Tips for making Sunday as smooth as possible
* If your little one wakes early in the morning on Sunday, November 2nd, do your best to get him to go back to sleep until the regular wake time (according to the new time). If he does wake early, on Sunday only, go ahead and get him out of bed a bit earlier than his regular wake time.
* Keep him awake until the correct time for his naps (according to the new time). Spending time outdoors will help make this more successful.
* In the evening, do your best to keep your child awake until his regular bedtime (according to the new time).
Overall tips for success
* Spend lots of time outdoors. Physical activity will help ensure that your little one is tuckered out in time for naps and bedtime. Natural light is one of the best ways to reset our internal clocks.

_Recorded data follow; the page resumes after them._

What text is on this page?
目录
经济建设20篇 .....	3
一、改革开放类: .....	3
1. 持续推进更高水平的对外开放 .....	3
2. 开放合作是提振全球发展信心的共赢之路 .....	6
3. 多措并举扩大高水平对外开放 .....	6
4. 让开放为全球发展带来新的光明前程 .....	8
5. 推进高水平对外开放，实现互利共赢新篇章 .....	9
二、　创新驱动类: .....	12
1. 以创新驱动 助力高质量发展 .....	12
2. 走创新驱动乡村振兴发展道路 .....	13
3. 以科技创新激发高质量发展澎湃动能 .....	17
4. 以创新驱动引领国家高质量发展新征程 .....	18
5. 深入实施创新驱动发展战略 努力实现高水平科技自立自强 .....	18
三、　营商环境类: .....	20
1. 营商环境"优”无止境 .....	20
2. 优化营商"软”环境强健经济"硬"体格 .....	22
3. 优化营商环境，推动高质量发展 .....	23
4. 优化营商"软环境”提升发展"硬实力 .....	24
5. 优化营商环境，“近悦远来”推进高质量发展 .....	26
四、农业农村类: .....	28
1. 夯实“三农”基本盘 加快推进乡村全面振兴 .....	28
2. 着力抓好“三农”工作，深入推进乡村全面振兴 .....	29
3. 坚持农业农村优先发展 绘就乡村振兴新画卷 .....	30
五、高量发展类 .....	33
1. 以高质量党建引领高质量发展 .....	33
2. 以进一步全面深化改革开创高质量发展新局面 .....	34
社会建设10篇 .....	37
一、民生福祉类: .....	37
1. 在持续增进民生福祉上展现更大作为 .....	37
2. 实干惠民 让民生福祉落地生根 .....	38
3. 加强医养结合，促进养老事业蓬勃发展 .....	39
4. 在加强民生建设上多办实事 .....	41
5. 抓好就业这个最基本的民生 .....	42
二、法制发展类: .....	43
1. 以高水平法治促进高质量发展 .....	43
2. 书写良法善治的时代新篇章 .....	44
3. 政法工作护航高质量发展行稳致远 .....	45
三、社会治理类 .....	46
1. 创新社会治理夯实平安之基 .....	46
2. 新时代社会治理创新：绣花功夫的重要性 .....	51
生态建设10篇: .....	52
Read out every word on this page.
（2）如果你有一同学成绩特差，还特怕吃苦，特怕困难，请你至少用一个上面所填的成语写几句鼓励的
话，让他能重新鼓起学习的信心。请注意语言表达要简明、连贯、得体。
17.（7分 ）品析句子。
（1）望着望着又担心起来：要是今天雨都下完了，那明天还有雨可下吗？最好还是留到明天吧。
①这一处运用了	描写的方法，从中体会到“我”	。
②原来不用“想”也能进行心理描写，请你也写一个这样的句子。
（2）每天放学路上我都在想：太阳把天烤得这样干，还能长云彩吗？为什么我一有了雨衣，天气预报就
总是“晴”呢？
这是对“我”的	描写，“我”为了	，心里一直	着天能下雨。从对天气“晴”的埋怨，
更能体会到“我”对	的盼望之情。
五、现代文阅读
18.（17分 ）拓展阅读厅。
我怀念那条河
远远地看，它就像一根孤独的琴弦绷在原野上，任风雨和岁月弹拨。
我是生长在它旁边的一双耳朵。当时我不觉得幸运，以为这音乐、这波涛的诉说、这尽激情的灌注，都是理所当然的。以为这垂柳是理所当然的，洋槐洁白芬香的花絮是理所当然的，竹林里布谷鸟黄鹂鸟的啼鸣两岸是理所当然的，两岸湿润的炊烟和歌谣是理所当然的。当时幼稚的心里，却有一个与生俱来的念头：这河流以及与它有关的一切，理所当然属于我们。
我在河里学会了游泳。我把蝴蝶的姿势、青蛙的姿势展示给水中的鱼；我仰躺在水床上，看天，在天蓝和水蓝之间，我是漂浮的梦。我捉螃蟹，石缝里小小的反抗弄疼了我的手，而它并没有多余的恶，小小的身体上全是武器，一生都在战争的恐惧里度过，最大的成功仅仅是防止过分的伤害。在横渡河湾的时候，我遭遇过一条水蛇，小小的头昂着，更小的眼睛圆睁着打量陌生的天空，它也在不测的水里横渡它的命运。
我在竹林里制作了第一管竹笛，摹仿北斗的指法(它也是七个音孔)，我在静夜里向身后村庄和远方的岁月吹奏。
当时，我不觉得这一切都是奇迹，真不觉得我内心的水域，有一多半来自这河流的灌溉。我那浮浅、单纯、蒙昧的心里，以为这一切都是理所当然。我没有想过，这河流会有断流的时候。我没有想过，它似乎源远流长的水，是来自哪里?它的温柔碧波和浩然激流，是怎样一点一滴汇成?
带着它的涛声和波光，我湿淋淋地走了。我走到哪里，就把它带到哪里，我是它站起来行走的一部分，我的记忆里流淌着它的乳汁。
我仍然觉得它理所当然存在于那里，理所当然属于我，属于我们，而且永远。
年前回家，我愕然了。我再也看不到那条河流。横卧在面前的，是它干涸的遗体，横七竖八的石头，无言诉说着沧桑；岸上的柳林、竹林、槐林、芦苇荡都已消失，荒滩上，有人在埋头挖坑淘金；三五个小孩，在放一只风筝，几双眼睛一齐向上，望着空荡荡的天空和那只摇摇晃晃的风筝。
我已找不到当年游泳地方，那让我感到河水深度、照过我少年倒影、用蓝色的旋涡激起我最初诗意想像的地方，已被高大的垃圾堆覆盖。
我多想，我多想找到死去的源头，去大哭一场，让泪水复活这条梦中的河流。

* For the first week or two after DST ends, keep the lights a bit dimmer for the first hour or so after waking in the morning and the lights a bit brighter for the last hour of the day. This will help reset your child’s internal clock to the new time.
* Be sure your child’s sleep environment is ideal…cave-like darkness and white noise will make a big difference. Consider using a toddler clock for your children (toddler age and older) that lights up when it is time for their day to start.
* With any change to schedule or routine, the more rested your little one can be leading up to the change, the more successful the transition will be. Spend time now getting naps and night sleep in order so your little one is not overtired. A well-rested sleeper will handle this transition much more smoothly than an overtired child!
Have realistic expectations
* It could take anywhere from a few days to a couple of weeks for your little one’s internal clock to reset to the new time. As with all sleep training, the most important thing is for Mom and Dad to approach this transition with patience, confidence, and consistency.